The Shape of Water Movie Review: Allow This Incredible Film To Envelop You Like Water
The Shape of Water Movie Review: Allow This Incredible Film To Envelop You Like Water
Planning to watch The Shape Of Water this weekend? Read our review first.

Director: Guillermo del Toro

Cast: Sally Hawkins, Doug Jones, Michael Shannon, Octavia Spencer, Michael Stuhlbarg, Richard Jenkins

There is no one quite like Guillermo del Toro, a director who conjures up worlds more vivid than the fantasy of our dreams, a filmmaker who re-imagines traditional fairy tales and weaves them into unforgettable stories. The Shape of Water is his latest cinematic adventure, depicting a beautiful romance between an aquatic man and a mute woman.

I mention romance but there are so many layers to this film. As much as there is love, del Toro also addresses prejudices here, of so many different kinds. This may be a film set in the 1960s, but The Shape of Water advocates empathy, a sentiment clearly lacking today.
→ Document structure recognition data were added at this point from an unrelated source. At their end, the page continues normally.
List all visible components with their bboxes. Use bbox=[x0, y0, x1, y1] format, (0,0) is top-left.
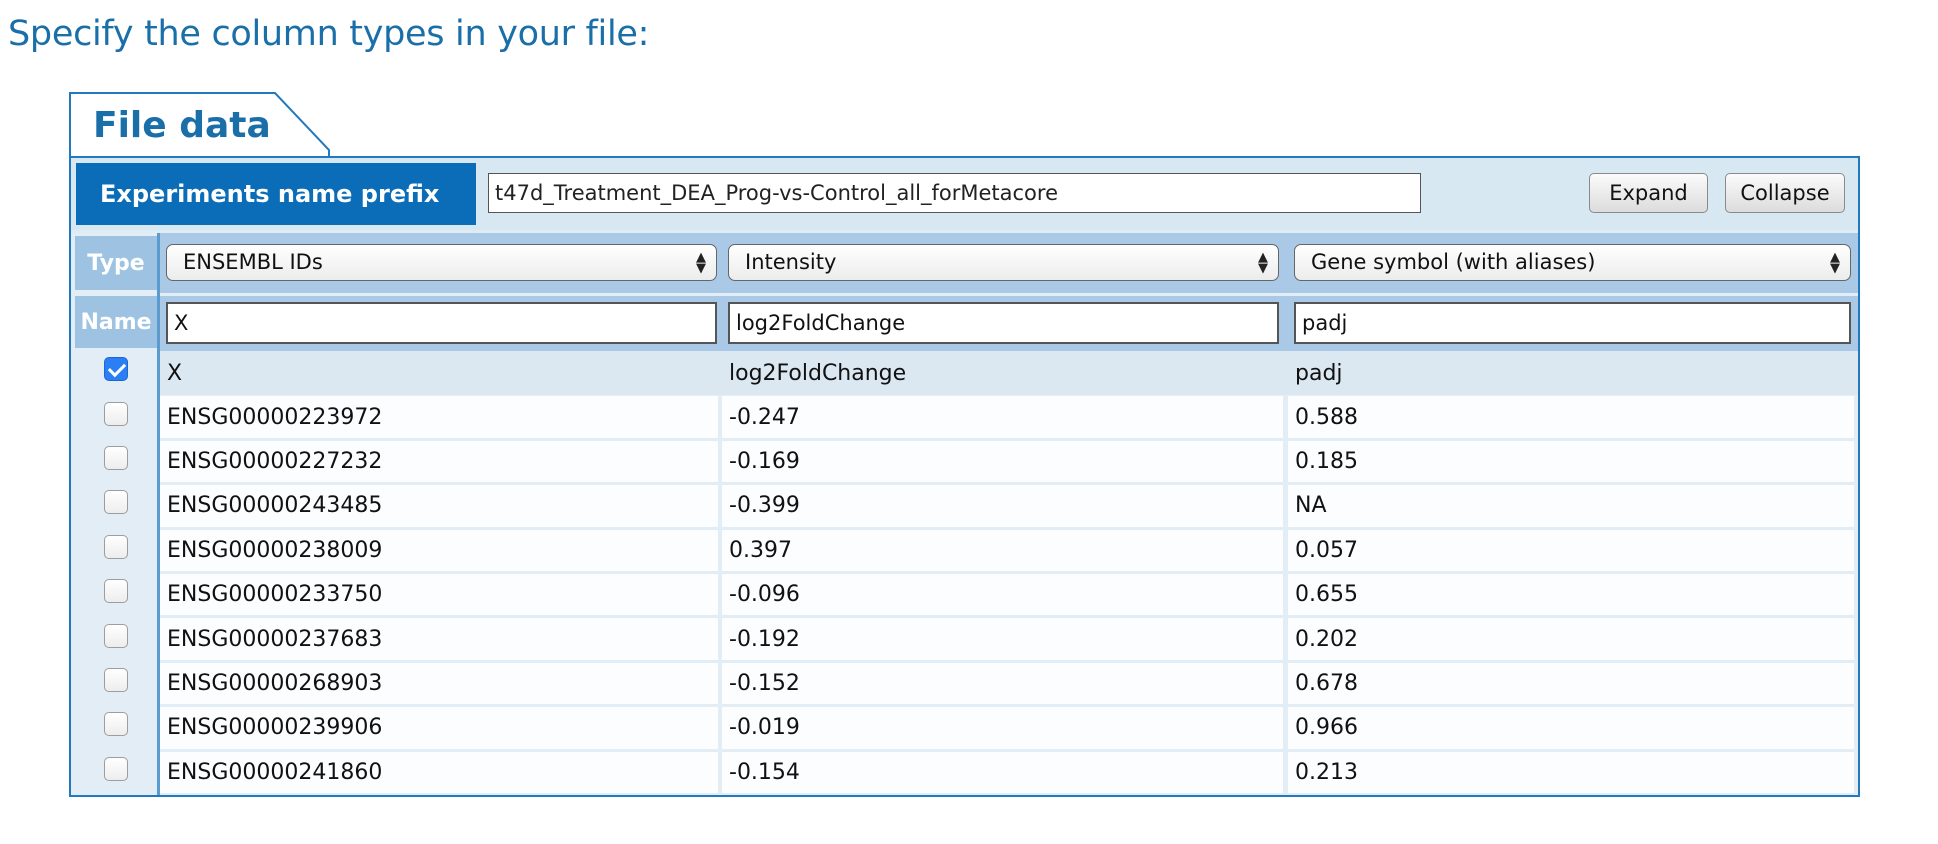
table-cell: -0.192 bbox=[722, 618, 1283, 660]
table-cell: ENSG00000238009 bbox=[160, 529, 718, 571]
row-checkbox[interactable] bbox=[104, 623, 128, 648]
table-cell: ENSG00000241860 bbox=[160, 751, 718, 793]
table-cell: -0.019 bbox=[722, 707, 1283, 749]
checkbox-cell bbox=[75, 440, 157, 484]
file-data-panel: Experiments name prefix t47d_Treatment_D… bbox=[69, 156, 1860, 797]
row-checkboxes bbox=[75, 351, 157, 795]
row-checkbox[interactable] bbox=[104, 490, 128, 515]
tab-file-data[interactable]: File data bbox=[69, 92, 331, 158]
table-row: ENSG00000238009 0.397 0.057 bbox=[160, 529, 1858, 573]
collapse-button[interactable]: Collapse bbox=[1725, 173, 1845, 213]
data-rows: X log2FoldChange padj ENSG00000223972 -0.… bbox=[160, 351, 1858, 795]
table-cell: ENSG00000233750 bbox=[160, 573, 718, 616]
row-checkbox[interactable] bbox=[104, 534, 128, 559]
column-divider bbox=[157, 233, 160, 795]
table-cell: ENSG00000223972 bbox=[160, 396, 718, 438]
prefix-row: Experiments name prefix t47d_Treatment_D… bbox=[71, 158, 1858, 230]
checkbox-cell bbox=[75, 751, 157, 795]
table-row: ENSG00000243485 -0.399 NA bbox=[160, 484, 1858, 528]
header-row-checkbox[interactable] bbox=[104, 357, 128, 382]
table-row: ENSG00000223972 -0.247 0.588 bbox=[160, 395, 1858, 439]
name-row: X log2FoldChange padj bbox=[160, 296, 1858, 351]
table-cell: 0.185 bbox=[1288, 440, 1854, 483]
type-label: Type bbox=[75, 236, 157, 290]
table-cell: 0.213 bbox=[1288, 751, 1854, 793]
table-cell: NA bbox=[1288, 485, 1854, 527]
header-data-row: X log2FoldChange padj bbox=[160, 351, 1858, 396]
row-checkbox[interactable] bbox=[104, 579, 128, 604]
checkbox-cell bbox=[75, 484, 157, 528]
table-row: ENSG00000241860 -0.154 0.213 bbox=[160, 751, 1858, 795]
checkbox-cell bbox=[75, 617, 157, 661]
row-checkbox[interactable] bbox=[104, 756, 128, 781]
table-row: ENSG00000233750 -0.096 0.655 bbox=[160, 573, 1858, 617]
column-type-select-3[interactable]: Gene symbol (with aliases) ▲ ▼ bbox=[1294, 244, 1851, 281]
column-type-select-1[interactable]: ENSEMBL IDs ▲ ▼ bbox=[166, 244, 717, 281]
side-column: Type Name bbox=[75, 233, 157, 795]
table-cell: ENSG00000237683 bbox=[160, 618, 718, 660]
select-value: Intensity bbox=[745, 250, 837, 274]
header-cell: X bbox=[167, 360, 183, 386]
row-checkbox[interactable] bbox=[104, 667, 128, 692]
checkbox-cell bbox=[75, 529, 157, 573]
prefix-label: Experiments name prefix bbox=[76, 163, 476, 225]
table-cell: -0.169 bbox=[722, 440, 1283, 483]
row-checkbox[interactable] bbox=[104, 712, 128, 737]
table-row: ENSG00000227232 -0.169 0.185 bbox=[160, 440, 1858, 484]
updown-arrows-icon: ▲ ▼ bbox=[1830, 249, 1840, 276]
header-cell: log2FoldChange bbox=[729, 360, 907, 386]
table-cell: 0.057 bbox=[1288, 529, 1854, 571]
table-cell: ENSG00000227232 bbox=[160, 440, 718, 483]
name-label: Name bbox=[75, 296, 157, 348]
header-checkbox-cell bbox=[75, 351, 157, 395]
page-title: Specify the column types in your file: bbox=[8, 14, 650, 54]
column-name-input-1[interactable]: X bbox=[166, 302, 717, 344]
tab-label: File data bbox=[93, 105, 271, 146]
row-checkbox[interactable] bbox=[104, 401, 128, 426]
table-cell: 0.588 bbox=[1288, 396, 1854, 438]
table-cell: -0.154 bbox=[722, 751, 1283, 793]
row-checkbox[interactable] bbox=[104, 445, 128, 470]
table-row: ENSG00000237683 -0.192 0.202 bbox=[160, 617, 1858, 661]
checkbox-cell bbox=[75, 706, 157, 750]
tab-shape bbox=[69, 92, 330, 158]
table-cell: -0.247 bbox=[722, 396, 1283, 438]
experiments-prefix-input[interactable]: t47d_Treatment_DEA_Prog-vs-Control_all_f… bbox=[488, 173, 1421, 213]
table-cell: 0.966 bbox=[1288, 707, 1854, 749]
table-cell: 0.397 bbox=[722, 529, 1283, 571]
table-cell: -0.399 bbox=[722, 485, 1283, 527]
column-name-input-2[interactable]: log2FoldChange bbox=[728, 302, 1279, 344]
data-area: ENSEMBL IDs ▲ ▼ Intensity ▲ ▼ Gene symbol … bbox=[160, 233, 1858, 795]
table-cell: -0.096 bbox=[722, 573, 1283, 616]
column-name-input-3[interactable]: padj bbox=[1294, 302, 1851, 344]
table-cell: 0.655 bbox=[1288, 573, 1854, 616]
table-row: ENSG00000268903 -0.152 0.678 bbox=[160, 662, 1858, 706]
table-cell: ENSG00000268903 bbox=[160, 662, 718, 705]
expand-button[interactable]: Expand bbox=[1589, 173, 1708, 213]
checkbox-cell bbox=[75, 573, 157, 617]
column-type-select-2[interactable]: Intensity ▲ ▼ bbox=[728, 244, 1279, 281]
updown-arrows-icon: ▲ ▼ bbox=[1258, 249, 1268, 276]
table-row: ENSG00000239906 -0.019 0.966 bbox=[160, 706, 1858, 750]
checkbox-cell bbox=[75, 395, 157, 439]
table-cell: 0.678 bbox=[1288, 662, 1854, 705]
table-cell: -0.152 bbox=[722, 662, 1283, 705]
select-value: Gene symbol (with aliases) bbox=[1311, 250, 1596, 274]
updown-arrows-icon: ▲ ▼ bbox=[696, 249, 706, 276]
table-cell: ENSG00000243485 bbox=[160, 485, 718, 527]
type-row: ENSEMBL IDs ▲ ▼ Intensity ▲ ▼ Gene symbol … bbox=[160, 233, 1858, 293]
table-cell: ENSG00000239906 bbox=[160, 707, 718, 749]
table-cell: 0.202 bbox=[1288, 618, 1854, 660]
column-grid: Type Name ENSEMBL IDs ▲ ▼ Intensity ▲ ▼ Ge… bbox=[71, 233, 1858, 795]
checkbox-cell bbox=[75, 662, 157, 706]
header-cell: padj bbox=[1295, 360, 1343, 386]
select-value: ENSEMBL IDs bbox=[183, 250, 323, 274]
The story has echoes of Beauty and the Beast. Sally Hawkins plays Eliza, a janitor in a government scientific facility. Eliza is mute, but devours sound through movies and music. It’s pertinent that her only two friends – her gay neighbour Giles (Richard Jenkins) and fellow cleaner Zelda (Octavia Spencer) – are both loquacious and can talk up a storm.

Yet Eliza truly begins to communicate when she encounters the half fish-half man creature retrieved from the Amazon. Brought to the facility, he is a top secret. After all this is the Cold War era and he could be useful against the Russians in the race to send him to space. Other players in this phantasmagorical story are Michael Stuhlbarg in the role of a sympathetic scientist at the facility, and Michael Shannon as the villain, Strickland, who tortures the ‘aqua man’, determined to quell his spirit.

Despite all odds, Eliza and the creature fall in love. It’s a love that develops over boiled eggs, music, and compassion. None of this feels awkward; del Toro’s narrative is so graceful and fluid. But Strickland – and danger -- is never far behind.

This is a beautiful, magical, visual film that appeals as much to the eye as it does to the heart. The sight of a room filled with water in one incredible scene will linger in your mind.

The Shape of Water has received much Oscar love, leading with 13 nominations including Best Picture, Director and Actress for Sally Hawkins, who literally floats above the material. Hawkins’s performance is sublime and worthy of a watch all on its own.

It’s hard to define The Shape of Water -- after all, does it really have a shape? del Toro uses it as an allegory to love. It isn’t something that can be contained within a shape. Instead allow love, and this film, to envelop you like water. I’m going with four out of five for this incredible film.